Because injuries requiring pelvic fixation are usually serious, the recovery time can be lengthy. “Once the fracture becomes stable, doctors usually remove the external fixator and repair the pelvis from the inside using plates and screws,” says Dr. Snow.
An external fixator is a
Scientific evidence states it can stabilize a broken pelvis, reducing the need for blood transfusions and increasing survival rates. It can also help control bleeding.
“Using the pelvic external fixator within hours of injury in the operating room is one of the measures that can close down the volume of the pelvis,” said Dr. Snow. “This closes down the potential space for bleeding.”
According to Dr. Snow, there are minimal risks relating to the procedure. “This is because the procedure is minimally invasive, performed through small incisions, and is left in place only temporarily,” she says.
However, pelvic fixators are often necessary for severe injuries.
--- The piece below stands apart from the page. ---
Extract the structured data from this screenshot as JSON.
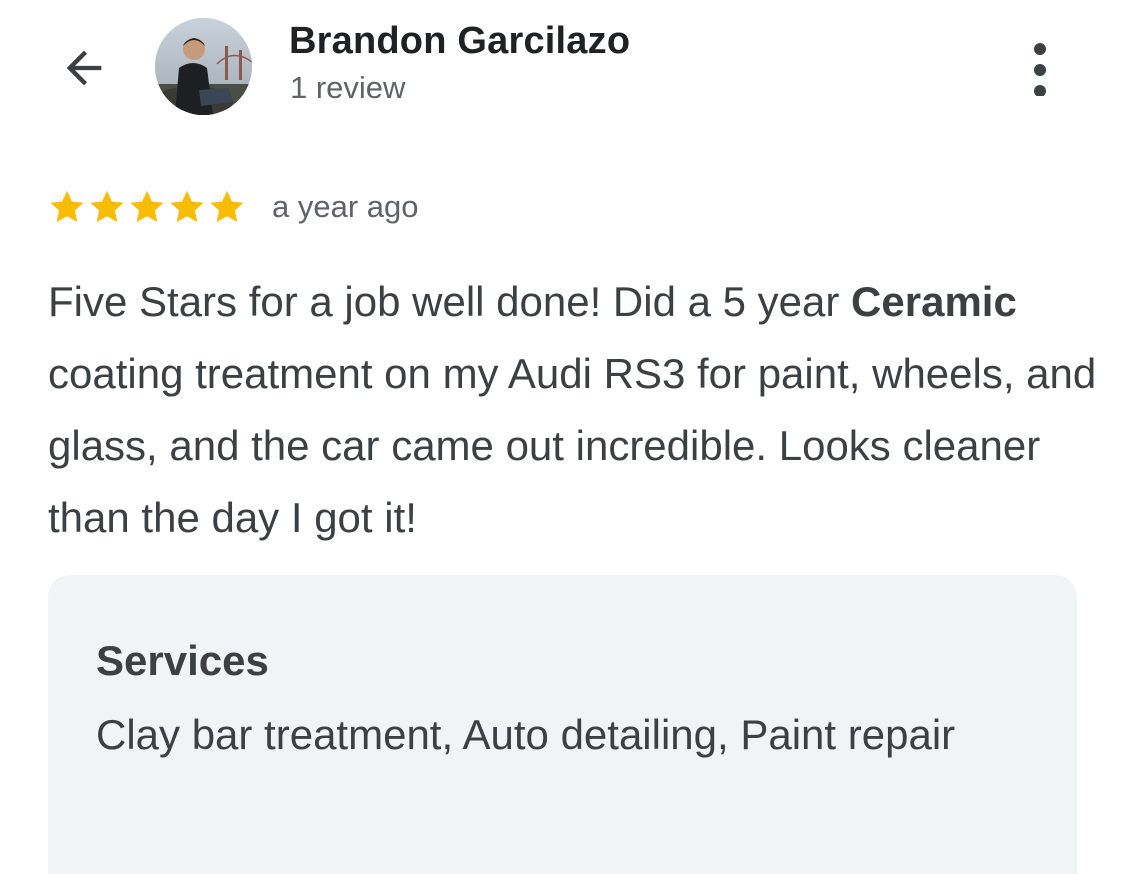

The extent of a person’s injuries, blood loss, and other complications may contribute to a risk of death.
Research suggests that possible complications may include the following:
- loss of fixation
- injury to a nerve or blood vessel
The only initial alternative treatment to a pelvic external fixator is a pelvic binder. This is a strap that doctors use to compress the pelvic area.
“Doctors can apply the binder or a sheet in the emergency room once they detect an unstable pelvic fracture,” said Dr. Snow. “This closes down the pelvic volume and helps stop bleeding.”
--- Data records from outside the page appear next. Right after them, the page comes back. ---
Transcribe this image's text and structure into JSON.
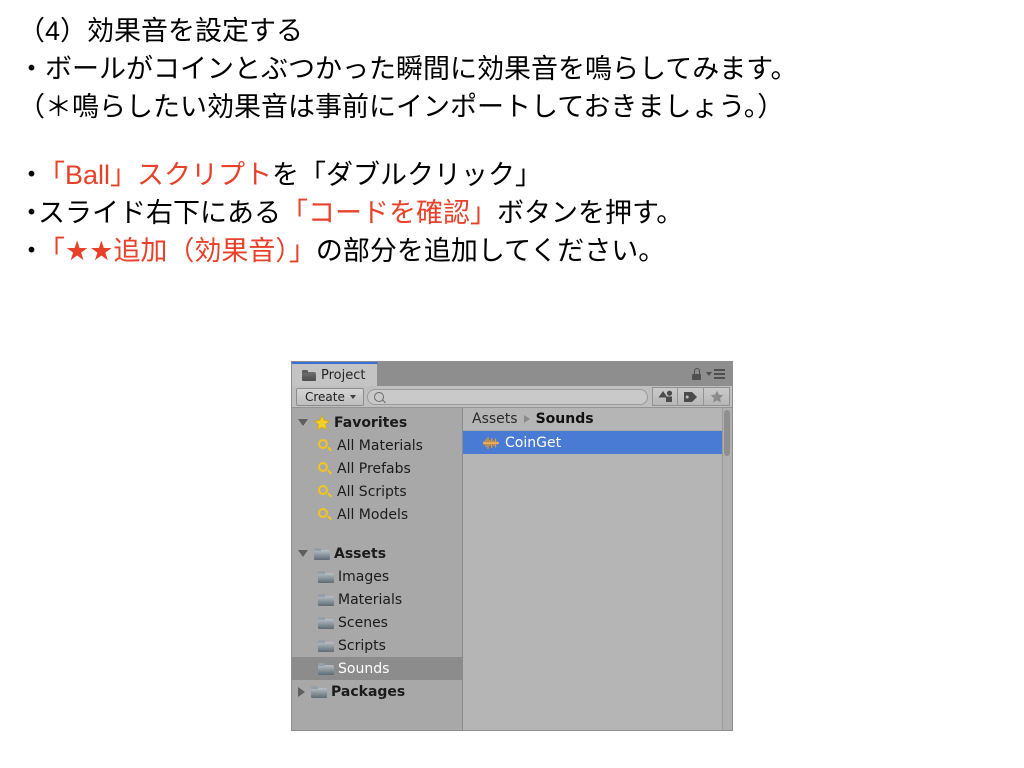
{
  "slide": {
    "heading": "（4）効果音を設定する",
    "lines": [
      {
        "text": "・ボールがコインとぶつかった瞬間に効果音を鳴らしてみます。",
        "color": "black"
      },
      {
        "text": "（＊鳴らしたい効果音は事前にインポートしておきましょう。）",
        "color": "black"
      }
    ],
    "bullets": [
      {
        "marker": "・",
        "segments": [
          {
            "text": "「Ball」スクリプト",
            "color": "red"
          },
          {
            "text": "を「ダブルクリック」",
            "color": "black"
          }
        ]
      },
      {
        "marker": "・",
        "segments": [
          {
            "text": "スライド右下にある",
            "color": "black"
          },
          {
            "text": "「コードを確認」",
            "color": "red"
          },
          {
            "text": "ボタンを押す。",
            "color": "black"
          }
        ]
      },
      {
        "marker": "・",
        "segments": [
          {
            "text": "「★★追加（効果音）」",
            "color": "red"
          },
          {
            "text": "の部分を追加してください。",
            "color": "black"
          }
        ]
      }
    ],
    "colors": {
      "accent_red": "#E8412A",
      "body_black": "#000000"
    }
  },
  "unity": {
    "tab": {
      "label": "Project",
      "icon": "folder-icon"
    },
    "window_controls": {
      "lock": "lock-icon",
      "menu": "hamburger-menu-icon"
    },
    "toolbar": {
      "create_label": "Create",
      "create_caret": "chevron-down-icon",
      "search_placeholder": "",
      "search_value": "",
      "search_icon": "search-icon",
      "filter_buttons": [
        {
          "name": "filter-by-type-icon",
          "label": ""
        },
        {
          "name": "filter-by-label-icon",
          "label": ""
        },
        {
          "name": "filter-by-favorite-icon",
          "label": ""
        }
      ]
    },
    "tree": {
      "favorites": {
        "label": "Favorites",
        "expanded": true,
        "icon": "star-icon",
        "children": [
          {
            "label": "All Materials",
            "icon": "search-icon"
          },
          {
            "label": "All Prefabs",
            "icon": "search-icon"
          },
          {
            "label": "All Scripts",
            "icon": "search-icon"
          },
          {
            "label": "All Models",
            "icon": "search-icon"
          }
        ]
      },
      "assets": {
        "label": "Assets",
        "expanded": true,
        "icon": "folder-icon",
        "children": [
          {
            "label": "Images",
            "icon": "folder-icon",
            "selected": false
          },
          {
            "label": "Materials",
            "icon": "folder-icon",
            "selected": false
          },
          {
            "label": "Scenes",
            "icon": "folder-icon",
            "selected": false
          },
          {
            "label": "Scripts",
            "icon": "folder-icon",
            "selected": false
          },
          {
            "label": "Sounds",
            "icon": "folder-icon",
            "selected": true
          }
        ]
      },
      "packages": {
        "label": "Packages",
        "expanded": false,
        "icon": "folder-icon"
      }
    },
    "content": {
      "breadcrumb": [
        {
          "label": "Assets",
          "current": false
        },
        {
          "label": "Sounds",
          "current": true
        }
      ],
      "items": [
        {
          "label": "CoinGet",
          "icon": "audio-waveform-icon",
          "selected": true
        }
      ]
    },
    "colors": {
      "selection_blue": "#4A7BD4",
      "tab_accent": "#3B6FD4",
      "panel_bg": "#A5A5A5",
      "content_bg": "#B5B5B5",
      "tree_selected": "#8C8C8C",
      "star_yellow": "#F2C41D",
      "waveform_orange": "#E89A25"
    }
  }
}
However, pelvic binders have drawbacks.
“One disadvantage is that they can cause pressure sores if left on too long,” says Dr. Snow. “They are not an option if someone needs general abdominal surgery to address an injury.”
An external pelvic fixator is a surgical procedure that stabilizes a pelvis fracture. It involves the use of pins and screws to attach the pelvic bone to a carbon filter bar outside of the skin.
The recovery time can be lengthy, since a person with such a fracture may have other serious injuries. However, its benefits include controlling bleeding and the need for blood transfusions, while risks may include infection and the loss of fixation.